Kuzey Kore'ye gelince, durum daha da dar: Ne Pekin ne de Moskova, Pyongyang'ın nükleer provokasyonlarını ve şantajını sevmiyor, ancak yalnızca Pekin, Kuzey Kore liderliği üzerinde gerçek etki kaldıraçlarına sahip ve sonunda bu kaldıraçları yalnızca amaçlar için kullanabilir. Kuzey Kore'den gelen artan nükleer tehdit nedeniyle giderek daha fazla elde edilen ABD'nin bölgedeki askeri varlığını güçlendirmemek uğruna.

Rusya Çin'in müttefiki değil; birbiriyle tamamen çatışan olmasa da birbirinden farklı çok fazla çıkar var.

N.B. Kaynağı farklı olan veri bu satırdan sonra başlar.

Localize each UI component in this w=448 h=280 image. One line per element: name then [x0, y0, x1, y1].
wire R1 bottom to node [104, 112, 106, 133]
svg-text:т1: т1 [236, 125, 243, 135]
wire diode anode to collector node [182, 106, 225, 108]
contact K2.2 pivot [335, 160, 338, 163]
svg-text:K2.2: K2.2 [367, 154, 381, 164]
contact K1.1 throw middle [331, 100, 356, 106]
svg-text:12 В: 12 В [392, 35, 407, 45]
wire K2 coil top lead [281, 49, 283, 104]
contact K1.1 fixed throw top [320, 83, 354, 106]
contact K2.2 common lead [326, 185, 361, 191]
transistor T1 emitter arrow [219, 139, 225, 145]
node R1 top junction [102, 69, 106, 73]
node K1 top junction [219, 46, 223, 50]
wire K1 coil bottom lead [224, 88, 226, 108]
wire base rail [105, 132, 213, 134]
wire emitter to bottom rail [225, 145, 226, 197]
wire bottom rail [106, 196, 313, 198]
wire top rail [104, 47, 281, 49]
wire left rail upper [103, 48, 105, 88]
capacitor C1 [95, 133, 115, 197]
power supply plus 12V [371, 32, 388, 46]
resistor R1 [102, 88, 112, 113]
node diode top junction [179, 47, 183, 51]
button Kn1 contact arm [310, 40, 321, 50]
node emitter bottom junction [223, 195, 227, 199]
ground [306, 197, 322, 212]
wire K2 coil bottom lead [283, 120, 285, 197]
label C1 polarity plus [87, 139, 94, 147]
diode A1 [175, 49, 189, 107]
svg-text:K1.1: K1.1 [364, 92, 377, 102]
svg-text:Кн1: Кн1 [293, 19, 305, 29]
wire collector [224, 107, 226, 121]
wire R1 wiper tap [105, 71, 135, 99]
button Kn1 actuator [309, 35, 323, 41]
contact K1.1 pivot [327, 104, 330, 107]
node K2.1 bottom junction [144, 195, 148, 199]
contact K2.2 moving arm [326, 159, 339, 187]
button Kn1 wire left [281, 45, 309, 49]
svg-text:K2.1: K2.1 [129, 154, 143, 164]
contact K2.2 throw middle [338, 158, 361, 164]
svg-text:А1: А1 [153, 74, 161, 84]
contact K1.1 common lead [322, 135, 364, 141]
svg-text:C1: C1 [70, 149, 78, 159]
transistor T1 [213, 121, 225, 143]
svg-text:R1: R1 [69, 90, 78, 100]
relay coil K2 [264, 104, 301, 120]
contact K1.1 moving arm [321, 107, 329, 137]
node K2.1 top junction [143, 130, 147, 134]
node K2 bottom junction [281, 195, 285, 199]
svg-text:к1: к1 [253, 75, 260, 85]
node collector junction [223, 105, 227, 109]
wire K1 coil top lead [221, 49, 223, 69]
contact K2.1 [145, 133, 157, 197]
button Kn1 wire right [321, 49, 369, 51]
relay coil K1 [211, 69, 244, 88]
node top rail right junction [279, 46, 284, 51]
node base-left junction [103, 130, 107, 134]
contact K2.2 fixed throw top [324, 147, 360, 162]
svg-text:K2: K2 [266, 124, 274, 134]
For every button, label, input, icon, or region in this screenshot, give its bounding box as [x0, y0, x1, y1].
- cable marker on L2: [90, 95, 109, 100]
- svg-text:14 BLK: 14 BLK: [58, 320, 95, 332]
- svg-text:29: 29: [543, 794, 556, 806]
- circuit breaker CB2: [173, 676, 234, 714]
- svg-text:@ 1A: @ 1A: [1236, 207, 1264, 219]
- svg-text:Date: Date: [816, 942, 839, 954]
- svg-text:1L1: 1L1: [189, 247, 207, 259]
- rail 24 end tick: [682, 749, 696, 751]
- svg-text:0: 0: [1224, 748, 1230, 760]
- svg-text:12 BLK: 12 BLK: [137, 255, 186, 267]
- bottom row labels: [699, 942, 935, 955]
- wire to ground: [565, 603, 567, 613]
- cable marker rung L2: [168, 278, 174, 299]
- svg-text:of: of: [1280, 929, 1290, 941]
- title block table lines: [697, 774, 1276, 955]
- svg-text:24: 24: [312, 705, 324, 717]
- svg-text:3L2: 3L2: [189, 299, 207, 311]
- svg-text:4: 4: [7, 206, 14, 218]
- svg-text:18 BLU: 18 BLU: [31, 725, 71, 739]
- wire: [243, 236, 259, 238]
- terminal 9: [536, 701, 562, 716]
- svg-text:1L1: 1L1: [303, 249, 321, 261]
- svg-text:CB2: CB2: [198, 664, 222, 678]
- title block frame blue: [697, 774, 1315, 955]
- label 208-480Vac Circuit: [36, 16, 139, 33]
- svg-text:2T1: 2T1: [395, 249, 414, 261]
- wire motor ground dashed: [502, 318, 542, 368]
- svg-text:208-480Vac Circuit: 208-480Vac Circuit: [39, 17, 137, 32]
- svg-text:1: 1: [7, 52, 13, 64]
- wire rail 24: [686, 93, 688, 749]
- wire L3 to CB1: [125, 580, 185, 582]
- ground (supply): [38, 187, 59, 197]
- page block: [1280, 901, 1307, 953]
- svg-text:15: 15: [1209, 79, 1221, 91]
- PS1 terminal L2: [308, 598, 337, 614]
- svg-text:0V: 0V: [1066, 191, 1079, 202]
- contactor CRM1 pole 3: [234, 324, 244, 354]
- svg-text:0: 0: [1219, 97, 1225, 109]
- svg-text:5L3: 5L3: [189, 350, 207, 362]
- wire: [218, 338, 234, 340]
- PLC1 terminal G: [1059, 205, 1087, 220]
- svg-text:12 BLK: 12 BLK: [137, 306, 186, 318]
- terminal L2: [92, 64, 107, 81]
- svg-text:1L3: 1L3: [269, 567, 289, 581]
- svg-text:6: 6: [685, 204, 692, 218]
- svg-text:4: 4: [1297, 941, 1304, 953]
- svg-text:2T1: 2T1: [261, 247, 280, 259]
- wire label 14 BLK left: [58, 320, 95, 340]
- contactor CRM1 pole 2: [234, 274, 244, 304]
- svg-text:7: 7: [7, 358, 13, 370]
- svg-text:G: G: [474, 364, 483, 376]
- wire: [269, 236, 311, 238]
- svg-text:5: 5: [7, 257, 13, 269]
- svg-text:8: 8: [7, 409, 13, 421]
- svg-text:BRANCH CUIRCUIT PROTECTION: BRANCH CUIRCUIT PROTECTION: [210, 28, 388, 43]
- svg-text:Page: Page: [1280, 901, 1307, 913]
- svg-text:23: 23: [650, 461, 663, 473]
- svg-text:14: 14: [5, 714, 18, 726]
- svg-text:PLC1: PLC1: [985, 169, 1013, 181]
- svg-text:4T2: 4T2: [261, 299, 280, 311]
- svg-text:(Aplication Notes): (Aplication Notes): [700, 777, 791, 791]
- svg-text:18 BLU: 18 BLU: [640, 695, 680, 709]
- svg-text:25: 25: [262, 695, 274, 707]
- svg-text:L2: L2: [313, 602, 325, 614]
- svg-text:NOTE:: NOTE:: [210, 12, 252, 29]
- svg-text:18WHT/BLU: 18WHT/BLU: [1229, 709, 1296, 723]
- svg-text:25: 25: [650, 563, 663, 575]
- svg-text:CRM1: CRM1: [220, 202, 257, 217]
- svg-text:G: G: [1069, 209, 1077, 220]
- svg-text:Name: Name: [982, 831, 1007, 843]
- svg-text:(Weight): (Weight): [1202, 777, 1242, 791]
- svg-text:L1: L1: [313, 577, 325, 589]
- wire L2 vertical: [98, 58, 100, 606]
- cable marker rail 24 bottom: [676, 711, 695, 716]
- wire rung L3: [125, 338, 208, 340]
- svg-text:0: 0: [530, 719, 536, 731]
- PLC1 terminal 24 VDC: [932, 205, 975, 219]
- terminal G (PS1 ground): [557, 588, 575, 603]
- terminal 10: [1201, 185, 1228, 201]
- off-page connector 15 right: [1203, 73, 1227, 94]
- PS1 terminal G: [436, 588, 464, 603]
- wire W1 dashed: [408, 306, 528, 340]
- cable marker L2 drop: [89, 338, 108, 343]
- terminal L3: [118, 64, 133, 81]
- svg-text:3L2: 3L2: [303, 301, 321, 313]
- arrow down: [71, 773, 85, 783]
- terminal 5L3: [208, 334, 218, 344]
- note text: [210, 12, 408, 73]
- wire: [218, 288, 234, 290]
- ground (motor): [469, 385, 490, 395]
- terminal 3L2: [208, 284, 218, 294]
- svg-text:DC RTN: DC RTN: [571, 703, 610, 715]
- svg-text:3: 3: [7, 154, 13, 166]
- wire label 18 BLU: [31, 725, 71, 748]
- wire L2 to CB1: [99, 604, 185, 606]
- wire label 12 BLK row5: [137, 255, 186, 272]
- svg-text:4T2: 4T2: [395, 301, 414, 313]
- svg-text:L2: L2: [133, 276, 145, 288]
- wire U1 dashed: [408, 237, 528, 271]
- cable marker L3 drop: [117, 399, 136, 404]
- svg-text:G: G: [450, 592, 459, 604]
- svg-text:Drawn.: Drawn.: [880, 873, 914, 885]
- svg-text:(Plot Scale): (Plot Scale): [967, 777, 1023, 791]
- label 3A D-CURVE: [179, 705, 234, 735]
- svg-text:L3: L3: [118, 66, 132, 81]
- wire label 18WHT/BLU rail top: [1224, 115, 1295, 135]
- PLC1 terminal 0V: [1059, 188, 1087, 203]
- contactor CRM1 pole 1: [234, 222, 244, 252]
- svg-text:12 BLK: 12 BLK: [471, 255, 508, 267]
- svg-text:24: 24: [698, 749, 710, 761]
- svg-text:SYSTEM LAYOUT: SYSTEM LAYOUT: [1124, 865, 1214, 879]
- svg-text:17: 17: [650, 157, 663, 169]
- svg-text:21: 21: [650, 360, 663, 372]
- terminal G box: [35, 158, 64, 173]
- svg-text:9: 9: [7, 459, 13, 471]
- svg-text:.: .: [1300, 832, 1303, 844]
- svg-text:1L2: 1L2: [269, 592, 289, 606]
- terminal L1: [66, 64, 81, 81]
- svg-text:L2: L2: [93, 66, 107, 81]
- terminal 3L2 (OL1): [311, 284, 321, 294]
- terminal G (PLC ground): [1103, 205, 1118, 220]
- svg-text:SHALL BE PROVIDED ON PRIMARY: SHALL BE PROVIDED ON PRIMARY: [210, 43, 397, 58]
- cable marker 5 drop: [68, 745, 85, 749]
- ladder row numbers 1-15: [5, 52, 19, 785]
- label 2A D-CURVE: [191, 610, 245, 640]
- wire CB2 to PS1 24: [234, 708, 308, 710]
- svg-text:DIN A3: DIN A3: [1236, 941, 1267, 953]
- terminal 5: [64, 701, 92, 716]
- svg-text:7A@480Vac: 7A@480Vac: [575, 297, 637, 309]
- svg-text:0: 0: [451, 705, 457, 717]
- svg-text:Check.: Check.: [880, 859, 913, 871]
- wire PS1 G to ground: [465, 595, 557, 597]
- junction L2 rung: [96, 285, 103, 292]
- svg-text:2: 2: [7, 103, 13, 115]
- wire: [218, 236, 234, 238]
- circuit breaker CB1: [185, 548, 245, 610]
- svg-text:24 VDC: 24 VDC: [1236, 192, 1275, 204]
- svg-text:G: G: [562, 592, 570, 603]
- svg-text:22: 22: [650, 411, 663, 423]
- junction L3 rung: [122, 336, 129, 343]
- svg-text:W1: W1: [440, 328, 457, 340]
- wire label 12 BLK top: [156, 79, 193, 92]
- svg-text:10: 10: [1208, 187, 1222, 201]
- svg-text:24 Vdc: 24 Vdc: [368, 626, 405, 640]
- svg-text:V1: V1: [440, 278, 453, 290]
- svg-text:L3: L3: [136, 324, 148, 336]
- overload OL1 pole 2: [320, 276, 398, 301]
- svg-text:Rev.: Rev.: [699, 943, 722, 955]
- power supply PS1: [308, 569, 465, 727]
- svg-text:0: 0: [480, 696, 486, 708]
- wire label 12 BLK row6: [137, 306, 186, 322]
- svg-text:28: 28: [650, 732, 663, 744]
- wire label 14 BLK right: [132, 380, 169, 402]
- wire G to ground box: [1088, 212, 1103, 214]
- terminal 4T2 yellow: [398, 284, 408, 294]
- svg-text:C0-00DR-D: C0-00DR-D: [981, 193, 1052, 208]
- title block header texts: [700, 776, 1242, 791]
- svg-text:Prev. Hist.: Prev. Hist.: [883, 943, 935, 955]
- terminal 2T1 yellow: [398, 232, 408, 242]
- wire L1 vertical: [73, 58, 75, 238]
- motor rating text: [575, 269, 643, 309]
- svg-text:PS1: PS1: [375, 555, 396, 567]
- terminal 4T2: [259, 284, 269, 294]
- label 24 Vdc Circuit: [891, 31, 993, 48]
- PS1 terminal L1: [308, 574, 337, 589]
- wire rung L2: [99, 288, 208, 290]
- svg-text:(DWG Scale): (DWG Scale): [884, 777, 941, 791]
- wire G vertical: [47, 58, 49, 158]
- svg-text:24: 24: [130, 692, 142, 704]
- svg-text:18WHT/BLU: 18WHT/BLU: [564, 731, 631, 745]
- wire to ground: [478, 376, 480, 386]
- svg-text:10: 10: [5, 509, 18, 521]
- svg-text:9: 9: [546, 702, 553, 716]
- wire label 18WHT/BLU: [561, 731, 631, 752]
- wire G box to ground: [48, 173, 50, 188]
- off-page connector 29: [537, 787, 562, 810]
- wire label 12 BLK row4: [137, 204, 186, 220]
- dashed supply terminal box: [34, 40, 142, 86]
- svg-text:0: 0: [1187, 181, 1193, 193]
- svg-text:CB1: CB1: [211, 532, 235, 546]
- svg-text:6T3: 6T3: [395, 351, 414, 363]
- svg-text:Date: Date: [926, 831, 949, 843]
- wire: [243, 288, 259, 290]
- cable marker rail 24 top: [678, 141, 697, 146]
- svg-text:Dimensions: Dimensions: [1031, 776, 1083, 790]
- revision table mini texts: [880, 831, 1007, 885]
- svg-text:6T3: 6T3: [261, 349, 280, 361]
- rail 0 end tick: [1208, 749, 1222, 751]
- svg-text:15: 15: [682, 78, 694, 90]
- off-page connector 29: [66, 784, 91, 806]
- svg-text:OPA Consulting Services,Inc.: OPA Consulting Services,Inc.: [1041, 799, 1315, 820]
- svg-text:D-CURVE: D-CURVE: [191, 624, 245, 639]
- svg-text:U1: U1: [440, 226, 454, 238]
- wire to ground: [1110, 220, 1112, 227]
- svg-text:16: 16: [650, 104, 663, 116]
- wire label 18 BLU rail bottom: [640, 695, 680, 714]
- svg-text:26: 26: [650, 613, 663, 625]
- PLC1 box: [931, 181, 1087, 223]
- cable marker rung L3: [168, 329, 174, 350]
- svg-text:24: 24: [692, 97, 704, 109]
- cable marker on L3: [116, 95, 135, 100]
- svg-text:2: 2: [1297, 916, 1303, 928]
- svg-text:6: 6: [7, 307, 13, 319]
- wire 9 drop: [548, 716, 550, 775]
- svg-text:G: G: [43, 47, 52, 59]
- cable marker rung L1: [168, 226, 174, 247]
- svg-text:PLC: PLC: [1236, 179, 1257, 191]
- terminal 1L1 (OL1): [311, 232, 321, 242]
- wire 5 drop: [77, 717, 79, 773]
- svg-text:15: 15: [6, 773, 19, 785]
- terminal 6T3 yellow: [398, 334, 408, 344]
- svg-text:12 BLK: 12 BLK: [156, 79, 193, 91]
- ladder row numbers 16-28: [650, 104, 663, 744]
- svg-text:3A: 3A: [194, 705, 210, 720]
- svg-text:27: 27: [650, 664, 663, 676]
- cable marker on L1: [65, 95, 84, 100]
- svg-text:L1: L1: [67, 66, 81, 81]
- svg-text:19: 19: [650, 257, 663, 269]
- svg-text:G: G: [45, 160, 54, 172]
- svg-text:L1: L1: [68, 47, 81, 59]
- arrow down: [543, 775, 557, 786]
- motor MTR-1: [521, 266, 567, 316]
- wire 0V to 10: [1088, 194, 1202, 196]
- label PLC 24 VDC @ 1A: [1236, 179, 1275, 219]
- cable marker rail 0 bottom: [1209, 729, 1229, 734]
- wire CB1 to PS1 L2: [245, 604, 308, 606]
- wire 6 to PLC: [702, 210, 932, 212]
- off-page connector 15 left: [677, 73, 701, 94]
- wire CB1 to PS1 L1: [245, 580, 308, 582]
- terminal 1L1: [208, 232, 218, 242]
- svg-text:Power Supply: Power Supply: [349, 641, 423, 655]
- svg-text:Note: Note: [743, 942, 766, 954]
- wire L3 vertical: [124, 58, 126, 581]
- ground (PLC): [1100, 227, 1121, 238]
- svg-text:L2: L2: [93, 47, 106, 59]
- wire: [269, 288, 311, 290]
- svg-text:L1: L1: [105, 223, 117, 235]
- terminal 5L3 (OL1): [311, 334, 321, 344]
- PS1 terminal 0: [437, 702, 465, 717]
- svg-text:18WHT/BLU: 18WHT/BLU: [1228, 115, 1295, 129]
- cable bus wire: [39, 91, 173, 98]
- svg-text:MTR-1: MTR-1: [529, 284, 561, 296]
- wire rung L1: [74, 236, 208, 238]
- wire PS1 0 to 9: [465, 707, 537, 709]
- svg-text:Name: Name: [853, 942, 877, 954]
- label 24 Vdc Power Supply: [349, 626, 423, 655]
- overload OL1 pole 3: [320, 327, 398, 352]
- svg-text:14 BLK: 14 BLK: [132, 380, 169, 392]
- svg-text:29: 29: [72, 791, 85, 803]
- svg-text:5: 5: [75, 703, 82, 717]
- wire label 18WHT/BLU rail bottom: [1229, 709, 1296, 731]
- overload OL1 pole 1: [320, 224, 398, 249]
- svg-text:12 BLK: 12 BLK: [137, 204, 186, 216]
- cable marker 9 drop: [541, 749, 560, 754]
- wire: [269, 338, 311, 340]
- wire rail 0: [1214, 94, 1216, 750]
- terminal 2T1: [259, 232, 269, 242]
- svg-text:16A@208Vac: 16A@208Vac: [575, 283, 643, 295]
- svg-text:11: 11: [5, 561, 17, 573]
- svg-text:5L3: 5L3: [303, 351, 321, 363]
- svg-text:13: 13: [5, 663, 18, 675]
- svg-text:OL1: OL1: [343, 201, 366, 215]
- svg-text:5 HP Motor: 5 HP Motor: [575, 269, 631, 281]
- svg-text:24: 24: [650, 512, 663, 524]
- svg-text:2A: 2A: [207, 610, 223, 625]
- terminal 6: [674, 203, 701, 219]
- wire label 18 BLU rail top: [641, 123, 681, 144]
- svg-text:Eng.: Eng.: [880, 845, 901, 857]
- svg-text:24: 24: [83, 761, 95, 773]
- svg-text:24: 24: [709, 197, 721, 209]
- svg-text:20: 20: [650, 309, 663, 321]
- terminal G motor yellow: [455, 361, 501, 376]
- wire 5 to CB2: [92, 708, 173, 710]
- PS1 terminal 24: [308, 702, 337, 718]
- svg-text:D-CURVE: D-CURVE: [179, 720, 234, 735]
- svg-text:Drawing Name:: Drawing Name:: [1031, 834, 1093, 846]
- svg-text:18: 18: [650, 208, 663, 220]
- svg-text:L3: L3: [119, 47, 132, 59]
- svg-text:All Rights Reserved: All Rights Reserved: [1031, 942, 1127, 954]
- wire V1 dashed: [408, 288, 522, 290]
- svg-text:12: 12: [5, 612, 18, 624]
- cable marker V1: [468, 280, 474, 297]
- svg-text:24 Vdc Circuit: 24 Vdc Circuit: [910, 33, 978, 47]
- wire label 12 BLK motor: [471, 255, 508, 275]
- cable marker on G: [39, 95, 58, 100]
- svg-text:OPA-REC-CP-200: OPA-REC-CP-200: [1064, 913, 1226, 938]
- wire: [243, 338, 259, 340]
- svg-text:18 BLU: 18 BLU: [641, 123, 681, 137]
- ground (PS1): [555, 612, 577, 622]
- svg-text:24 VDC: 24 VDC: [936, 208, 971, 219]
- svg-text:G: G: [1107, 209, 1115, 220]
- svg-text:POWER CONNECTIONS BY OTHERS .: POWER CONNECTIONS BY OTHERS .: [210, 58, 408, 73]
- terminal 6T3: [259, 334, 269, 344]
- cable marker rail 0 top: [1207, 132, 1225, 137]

Bazıları, Çin'in etkisi esas olarak Rusya pahasına artan Orta Asya ile bağlantılı. Çin'in, Rusya'nın tarihsel olarak önemli ortakları olan Uzak Doğu ve Güney Asya'daki birçok komşusuyla (Hindistan, Vietnam ve Güney Kore) ciddi sorunları ve çatışmaları var.

Rusya'nın ekonomik ve siyasi çıkarlarının aksine, Çin'in kredileri ve hatta doğrudan finansmanı yoluyla Asya'daki düzinelerce ülkeyle ticaret ve ekonomik işbirliği altyapısının oluşturulduğu yeni bir "İpek Yolu" yaratmaya yönelik büyük ölçekli Çin projesi var. Avrupa ve Orta Doğu Çin'e kapalı olarak oluşuyor. Bu projenin hayata geçirilmesi Rusya'yı Avrasya'daki ekonomik faaliyetlerin çevresine itecektir. Ancak görünen o ki Moskova, olup biteni henüz tam olarak anlayamıyor.